OpenAI’s ChatGPT launched in November 2022, sparking a wave of interest in generative AI. Funding for AI and ML rose in early 2023 even as other venture deals stagnated.
The real step-change arrived in 2024. AI dealmaking accelerated throughout the year and surged in the fourth quarter, when the sector attracted $66.7 billion in funding—surpassing the $61.7 billion invested across all other sectors combined.
This growth reflects both rising investor optimism and the capital-intensive nature of AI infrastructure, including chips, data centers, and large-scale model development.
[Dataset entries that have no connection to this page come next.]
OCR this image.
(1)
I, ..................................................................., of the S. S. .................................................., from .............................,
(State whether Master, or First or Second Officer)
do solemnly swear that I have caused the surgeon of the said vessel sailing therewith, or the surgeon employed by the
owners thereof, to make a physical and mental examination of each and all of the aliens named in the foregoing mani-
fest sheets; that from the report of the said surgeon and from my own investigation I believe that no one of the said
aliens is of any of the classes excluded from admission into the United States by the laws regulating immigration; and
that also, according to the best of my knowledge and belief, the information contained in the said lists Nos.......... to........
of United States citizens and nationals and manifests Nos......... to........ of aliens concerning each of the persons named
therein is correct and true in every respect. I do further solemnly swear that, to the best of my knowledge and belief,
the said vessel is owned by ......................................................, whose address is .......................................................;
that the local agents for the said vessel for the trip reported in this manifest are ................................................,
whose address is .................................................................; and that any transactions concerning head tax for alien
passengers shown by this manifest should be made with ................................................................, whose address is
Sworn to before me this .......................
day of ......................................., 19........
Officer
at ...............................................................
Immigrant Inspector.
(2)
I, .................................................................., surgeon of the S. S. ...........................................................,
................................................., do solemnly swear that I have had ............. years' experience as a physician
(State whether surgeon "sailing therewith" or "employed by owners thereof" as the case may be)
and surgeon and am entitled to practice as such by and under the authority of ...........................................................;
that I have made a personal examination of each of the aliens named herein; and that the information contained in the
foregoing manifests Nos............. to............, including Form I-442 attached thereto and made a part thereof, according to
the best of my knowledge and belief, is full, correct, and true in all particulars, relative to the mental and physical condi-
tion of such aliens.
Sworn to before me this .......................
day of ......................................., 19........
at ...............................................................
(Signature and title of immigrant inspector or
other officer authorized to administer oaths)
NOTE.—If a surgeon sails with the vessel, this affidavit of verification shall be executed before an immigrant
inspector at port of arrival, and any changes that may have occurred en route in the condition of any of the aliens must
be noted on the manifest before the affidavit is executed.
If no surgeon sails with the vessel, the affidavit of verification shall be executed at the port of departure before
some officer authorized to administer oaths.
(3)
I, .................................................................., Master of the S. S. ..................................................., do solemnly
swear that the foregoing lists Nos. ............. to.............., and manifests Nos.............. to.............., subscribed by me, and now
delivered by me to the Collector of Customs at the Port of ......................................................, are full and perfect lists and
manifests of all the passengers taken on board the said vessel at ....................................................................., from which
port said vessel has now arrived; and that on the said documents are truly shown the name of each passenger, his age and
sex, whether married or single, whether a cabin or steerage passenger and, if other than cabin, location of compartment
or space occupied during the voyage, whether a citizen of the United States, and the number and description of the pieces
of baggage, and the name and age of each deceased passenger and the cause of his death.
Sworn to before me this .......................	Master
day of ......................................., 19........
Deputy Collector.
By Q4 2025, venture deals totaled $138.6 billion globally, with AI and ML accounting for 52% of the total—the first time the sector made up more than half of deal value in the dataset.
The surge in AI investment has split investors across public and private markets, with some warning the industry may be in a bubble while others remain highly optimistic about its long-term potential.
Concerns have also been raised about opaque private funding and circular dealmaking among major AI players. Strong earnings from companies such as Nvidia, however, have helped sustain investor enthusiasm.
How disruptive AI ultimately proves to be remains uncertain, and venture capital flows will likely continue shifting as investors respond to technological breakthroughs and broader global events.